Maka dalam manajemen sejarah kebangsaan dan kenegaraan juga kita santai-santai saja, karena segala sesuatunya pasti OK. Stok pemimpin nasional kita sangat melimpah. Dipimpin oleh kualitas medioker seperti Bu Megawati saja negara bisa beres – padahal kita masih punya sangat banyak calon presiden dan pemimpin lain yang kualitasnya jauh lebih mumpuni. Ibarat makanan, yang kita hidangkan di meja ala kadarnya saja – toh kita semua tahu sesungguhnya kita memiliki simpanan makanan-makanan yang bermacam-macam yang lezat dan bergizi.

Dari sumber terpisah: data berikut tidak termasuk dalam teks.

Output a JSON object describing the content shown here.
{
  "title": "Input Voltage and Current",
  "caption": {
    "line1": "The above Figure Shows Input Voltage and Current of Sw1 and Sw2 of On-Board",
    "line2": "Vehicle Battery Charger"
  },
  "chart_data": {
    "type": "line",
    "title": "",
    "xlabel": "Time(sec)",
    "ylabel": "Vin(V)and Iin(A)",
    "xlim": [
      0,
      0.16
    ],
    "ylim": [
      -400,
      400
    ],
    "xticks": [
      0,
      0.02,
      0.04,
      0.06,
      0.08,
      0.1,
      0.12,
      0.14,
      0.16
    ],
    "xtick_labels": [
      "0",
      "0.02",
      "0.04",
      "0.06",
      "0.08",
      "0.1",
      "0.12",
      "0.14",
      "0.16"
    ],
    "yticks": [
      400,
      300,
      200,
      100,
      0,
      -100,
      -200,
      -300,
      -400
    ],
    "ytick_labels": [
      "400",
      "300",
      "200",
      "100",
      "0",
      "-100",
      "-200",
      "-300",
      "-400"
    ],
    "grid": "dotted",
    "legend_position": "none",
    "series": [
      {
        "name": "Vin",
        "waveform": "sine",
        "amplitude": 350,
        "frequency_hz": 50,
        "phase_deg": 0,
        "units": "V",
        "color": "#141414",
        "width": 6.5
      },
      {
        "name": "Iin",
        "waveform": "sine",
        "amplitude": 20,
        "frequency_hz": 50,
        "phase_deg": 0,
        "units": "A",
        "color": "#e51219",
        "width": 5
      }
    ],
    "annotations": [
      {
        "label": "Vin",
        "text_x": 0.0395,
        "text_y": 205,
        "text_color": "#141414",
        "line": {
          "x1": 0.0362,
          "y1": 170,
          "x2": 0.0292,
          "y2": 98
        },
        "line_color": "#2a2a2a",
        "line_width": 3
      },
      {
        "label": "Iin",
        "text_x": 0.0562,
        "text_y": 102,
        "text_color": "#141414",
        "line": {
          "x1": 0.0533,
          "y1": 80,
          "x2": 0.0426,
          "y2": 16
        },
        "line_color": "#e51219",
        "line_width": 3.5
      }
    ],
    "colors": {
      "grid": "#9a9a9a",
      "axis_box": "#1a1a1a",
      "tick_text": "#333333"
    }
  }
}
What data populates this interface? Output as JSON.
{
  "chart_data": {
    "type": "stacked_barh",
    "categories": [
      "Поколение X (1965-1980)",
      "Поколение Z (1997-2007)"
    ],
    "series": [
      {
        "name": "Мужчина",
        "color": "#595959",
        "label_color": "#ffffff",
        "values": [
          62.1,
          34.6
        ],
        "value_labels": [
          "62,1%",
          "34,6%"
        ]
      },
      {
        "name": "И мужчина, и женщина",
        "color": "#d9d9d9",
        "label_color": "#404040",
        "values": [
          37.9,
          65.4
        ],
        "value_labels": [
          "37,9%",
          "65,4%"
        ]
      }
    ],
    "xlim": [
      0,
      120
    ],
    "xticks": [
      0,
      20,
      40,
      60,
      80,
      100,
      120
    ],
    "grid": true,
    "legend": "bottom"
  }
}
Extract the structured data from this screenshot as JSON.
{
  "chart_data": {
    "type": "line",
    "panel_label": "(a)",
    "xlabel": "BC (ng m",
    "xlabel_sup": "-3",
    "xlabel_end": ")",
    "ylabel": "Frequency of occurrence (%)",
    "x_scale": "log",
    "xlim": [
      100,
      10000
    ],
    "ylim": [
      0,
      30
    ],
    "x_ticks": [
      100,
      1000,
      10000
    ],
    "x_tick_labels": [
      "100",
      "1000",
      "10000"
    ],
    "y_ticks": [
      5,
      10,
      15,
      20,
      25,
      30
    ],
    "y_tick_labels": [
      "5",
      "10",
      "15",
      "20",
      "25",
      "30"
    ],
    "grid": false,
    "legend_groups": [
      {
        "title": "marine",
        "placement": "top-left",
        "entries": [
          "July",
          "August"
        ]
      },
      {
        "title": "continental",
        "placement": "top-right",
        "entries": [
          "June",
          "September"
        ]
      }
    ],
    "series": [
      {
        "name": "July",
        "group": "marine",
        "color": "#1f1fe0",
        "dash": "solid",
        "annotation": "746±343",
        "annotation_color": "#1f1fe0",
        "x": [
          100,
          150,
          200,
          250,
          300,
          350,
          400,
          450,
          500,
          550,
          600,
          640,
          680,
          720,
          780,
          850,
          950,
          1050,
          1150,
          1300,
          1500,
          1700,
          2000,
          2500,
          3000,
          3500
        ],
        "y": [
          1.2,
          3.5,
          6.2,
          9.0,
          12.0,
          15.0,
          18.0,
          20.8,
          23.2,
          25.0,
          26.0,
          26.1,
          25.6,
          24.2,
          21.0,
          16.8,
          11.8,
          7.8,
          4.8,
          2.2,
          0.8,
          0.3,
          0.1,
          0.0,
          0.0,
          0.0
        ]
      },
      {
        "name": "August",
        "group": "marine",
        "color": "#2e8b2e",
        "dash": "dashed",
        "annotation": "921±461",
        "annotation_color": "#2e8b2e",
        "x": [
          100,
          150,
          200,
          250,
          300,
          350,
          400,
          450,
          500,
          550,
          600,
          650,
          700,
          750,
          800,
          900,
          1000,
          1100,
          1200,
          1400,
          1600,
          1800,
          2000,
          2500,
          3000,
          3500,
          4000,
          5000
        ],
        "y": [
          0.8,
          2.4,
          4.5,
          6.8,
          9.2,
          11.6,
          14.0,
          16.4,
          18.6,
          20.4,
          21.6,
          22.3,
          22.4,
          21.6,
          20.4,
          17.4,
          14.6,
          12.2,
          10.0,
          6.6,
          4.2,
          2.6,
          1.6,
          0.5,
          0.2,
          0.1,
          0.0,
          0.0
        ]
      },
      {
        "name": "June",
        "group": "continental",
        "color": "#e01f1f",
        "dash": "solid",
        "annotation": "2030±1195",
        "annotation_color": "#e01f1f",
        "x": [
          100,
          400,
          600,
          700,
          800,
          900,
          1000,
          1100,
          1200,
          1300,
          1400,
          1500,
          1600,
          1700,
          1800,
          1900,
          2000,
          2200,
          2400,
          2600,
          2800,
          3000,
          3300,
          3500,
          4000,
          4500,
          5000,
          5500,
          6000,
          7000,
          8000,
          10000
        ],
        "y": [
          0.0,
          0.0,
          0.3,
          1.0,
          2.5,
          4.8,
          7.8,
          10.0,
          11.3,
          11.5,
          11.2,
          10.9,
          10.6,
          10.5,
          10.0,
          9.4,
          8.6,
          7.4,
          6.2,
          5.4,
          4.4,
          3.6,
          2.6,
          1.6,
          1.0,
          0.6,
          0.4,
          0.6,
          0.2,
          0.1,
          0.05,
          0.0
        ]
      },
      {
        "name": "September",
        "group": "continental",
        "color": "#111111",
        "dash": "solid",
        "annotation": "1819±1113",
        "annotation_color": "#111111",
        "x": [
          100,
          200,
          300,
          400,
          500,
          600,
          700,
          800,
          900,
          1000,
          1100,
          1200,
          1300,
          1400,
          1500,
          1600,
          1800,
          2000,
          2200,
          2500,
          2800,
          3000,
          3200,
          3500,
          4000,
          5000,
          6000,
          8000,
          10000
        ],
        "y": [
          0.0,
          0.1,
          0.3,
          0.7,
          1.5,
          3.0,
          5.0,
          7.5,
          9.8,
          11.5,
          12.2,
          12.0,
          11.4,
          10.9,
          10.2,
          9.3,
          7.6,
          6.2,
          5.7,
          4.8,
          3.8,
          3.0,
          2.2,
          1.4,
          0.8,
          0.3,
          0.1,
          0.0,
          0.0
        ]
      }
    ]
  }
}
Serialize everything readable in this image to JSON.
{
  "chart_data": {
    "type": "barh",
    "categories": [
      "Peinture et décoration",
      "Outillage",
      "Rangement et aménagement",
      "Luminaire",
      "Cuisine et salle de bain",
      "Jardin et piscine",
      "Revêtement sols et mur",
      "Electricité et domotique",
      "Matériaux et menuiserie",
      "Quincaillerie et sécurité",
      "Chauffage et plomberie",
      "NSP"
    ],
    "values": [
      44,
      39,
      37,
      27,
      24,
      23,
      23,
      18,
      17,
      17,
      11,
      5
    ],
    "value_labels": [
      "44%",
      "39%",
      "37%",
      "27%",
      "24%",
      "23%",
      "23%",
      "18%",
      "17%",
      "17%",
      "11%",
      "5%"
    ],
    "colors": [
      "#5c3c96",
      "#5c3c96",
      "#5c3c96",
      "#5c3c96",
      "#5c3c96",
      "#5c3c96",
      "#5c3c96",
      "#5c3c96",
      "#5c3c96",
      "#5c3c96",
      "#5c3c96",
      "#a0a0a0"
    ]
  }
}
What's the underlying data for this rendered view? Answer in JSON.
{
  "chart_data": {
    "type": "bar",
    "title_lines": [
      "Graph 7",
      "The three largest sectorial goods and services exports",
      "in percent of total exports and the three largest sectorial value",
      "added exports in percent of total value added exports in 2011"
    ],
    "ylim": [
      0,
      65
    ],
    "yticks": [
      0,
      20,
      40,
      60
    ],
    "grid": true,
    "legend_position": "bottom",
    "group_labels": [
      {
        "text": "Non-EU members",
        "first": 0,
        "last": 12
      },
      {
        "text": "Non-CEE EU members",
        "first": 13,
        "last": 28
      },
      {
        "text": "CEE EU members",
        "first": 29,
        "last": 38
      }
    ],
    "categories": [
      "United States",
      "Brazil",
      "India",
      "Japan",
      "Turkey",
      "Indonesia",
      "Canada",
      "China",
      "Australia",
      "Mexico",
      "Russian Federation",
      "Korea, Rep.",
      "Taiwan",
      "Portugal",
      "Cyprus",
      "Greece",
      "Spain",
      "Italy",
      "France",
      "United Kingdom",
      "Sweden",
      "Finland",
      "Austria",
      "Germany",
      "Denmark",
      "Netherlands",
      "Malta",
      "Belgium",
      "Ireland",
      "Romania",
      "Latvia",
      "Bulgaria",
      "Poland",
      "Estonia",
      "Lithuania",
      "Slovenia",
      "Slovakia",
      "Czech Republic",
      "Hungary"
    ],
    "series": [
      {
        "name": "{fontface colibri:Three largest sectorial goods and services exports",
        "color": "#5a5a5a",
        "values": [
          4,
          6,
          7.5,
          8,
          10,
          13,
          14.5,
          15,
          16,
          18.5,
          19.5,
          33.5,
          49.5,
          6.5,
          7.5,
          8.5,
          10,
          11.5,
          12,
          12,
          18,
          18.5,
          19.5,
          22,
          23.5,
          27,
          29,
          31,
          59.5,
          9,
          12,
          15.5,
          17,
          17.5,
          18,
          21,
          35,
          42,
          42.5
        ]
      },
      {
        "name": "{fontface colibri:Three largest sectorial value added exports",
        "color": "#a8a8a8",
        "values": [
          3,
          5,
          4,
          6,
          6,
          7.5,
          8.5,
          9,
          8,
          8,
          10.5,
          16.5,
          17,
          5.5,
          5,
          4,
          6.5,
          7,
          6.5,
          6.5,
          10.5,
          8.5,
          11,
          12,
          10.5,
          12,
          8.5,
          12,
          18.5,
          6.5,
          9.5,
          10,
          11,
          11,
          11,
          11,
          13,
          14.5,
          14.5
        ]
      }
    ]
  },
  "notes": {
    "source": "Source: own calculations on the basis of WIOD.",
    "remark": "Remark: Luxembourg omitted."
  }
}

Kalau sampai Anwar Fuadi menjadi presiden, betapa negeri ini akan penuh tawa dan keriangan. Jika Bambang Yudhoyono yang memimpin, tentu negara kita akan sangat tertib namun cerdas, rapi namun kreatif, agak kaku namun makmur. Andai Sri Sultan Hamengkubuwono X yang nanti memimpin, rasional bagi seluruh bangsa kita untuk membayangkan keadilan dan kebijaksanaan Khalifah Umar bin Abdul Aziz – bahkan mungkin pada diri Raja Yogyakarta Hadiningrat ini terdapat gabungan dari berbagai karakter unggul: keagungan Sultan Agung, kependekaran Panembahan Senopati, kesaktian Mas Karebet, kedewasaan Raden Patah, kemuliaan dan kearifan Walisongo, bahkan mungkin juga kecerdikan Raden Wijaya, kedalaman batin Kertanegara, kharisma Tribhuana Tunggadewi, kebesaran Gajah Mada, dan lain sebagainya.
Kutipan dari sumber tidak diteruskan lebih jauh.